Summary:
For a dropdown I need to compute the distinct values for a specific key stored inside a JSONField in a table in Postgres database. Worst case scenario: The table contains 1-10 million entries.
Background:
I'm developing a setup in which I have multiple deployments (one for each customer). Each deployment contains a backend and multiple clients. Logs are posted continuously from clients to the backend. These logs will contain a field log_meta
, which includes a key named origin
, that describes from where the log-entry came. From customer to customer the value of origin
may vary, and I don't want to enforce a restricted set of values for origin
, but in general they denote the environment in which the client is running; "DEV" and "PRODUCTION" are potential values for origin
. In practice, there might be only 1-2 distinct values for origin
in a single deployment. The number of logs can be expected to be in the range of 1-10 millions.
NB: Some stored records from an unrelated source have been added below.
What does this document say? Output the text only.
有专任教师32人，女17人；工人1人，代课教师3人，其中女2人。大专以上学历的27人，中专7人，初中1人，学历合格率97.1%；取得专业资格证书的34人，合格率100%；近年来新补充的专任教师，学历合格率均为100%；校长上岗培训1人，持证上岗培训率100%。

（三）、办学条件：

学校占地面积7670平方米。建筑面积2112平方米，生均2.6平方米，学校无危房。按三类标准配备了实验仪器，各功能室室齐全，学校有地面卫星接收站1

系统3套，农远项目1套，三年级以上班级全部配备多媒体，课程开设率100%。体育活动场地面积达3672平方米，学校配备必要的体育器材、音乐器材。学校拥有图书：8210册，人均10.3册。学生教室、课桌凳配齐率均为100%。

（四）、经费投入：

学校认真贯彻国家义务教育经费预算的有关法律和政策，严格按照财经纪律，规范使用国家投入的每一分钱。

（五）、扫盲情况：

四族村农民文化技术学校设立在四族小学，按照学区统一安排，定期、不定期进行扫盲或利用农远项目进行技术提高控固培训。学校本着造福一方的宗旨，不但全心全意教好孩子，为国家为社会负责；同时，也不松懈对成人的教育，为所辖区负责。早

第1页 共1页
from jsonfield import JSONField
from django.db import models
class Log(models.Model)
# Other fields
log_json = JSONField(default=list)
log_meta: JSONField(default=dict) # Will contain a key named origin
In an "administrator frontend" I want to support that the administrator can filter (via a dropdown) to see only logs coming from a specific origin. To do so, I need to extract the distinct values for the origin
field.
How can I compute this set of distinct values in Django, taking into account that the number of logs may in some cases be in the 1-10 million range?
What I've tried already:
Additional info:
The QuerySet to perform required select:
Log.objects.filter(
# some filtering if required
log_meta__origin__isnull=False
).order_by().values_list('log_meta__origin').distinct()
order_by()
is to clear any ordering already present on QuerySet to allow us make distinct()
call later.
Its 'effectiveness' is completely different and subjective question.
PostgreSQL needs to look through all the records to perform this select.
One possibility is to add indexing on just this one field of JSON (like in this SO question)
As this type of select looks like it does not need to be performed frequently (meaning distinct origins are pretty stable, you can i.e. cache the list of distinct values and update it periodically) - use PostgreSQL Materialized Views and update them periodically / on demand (or plain simply store the list in cache (Redis) instead of Materialized Views).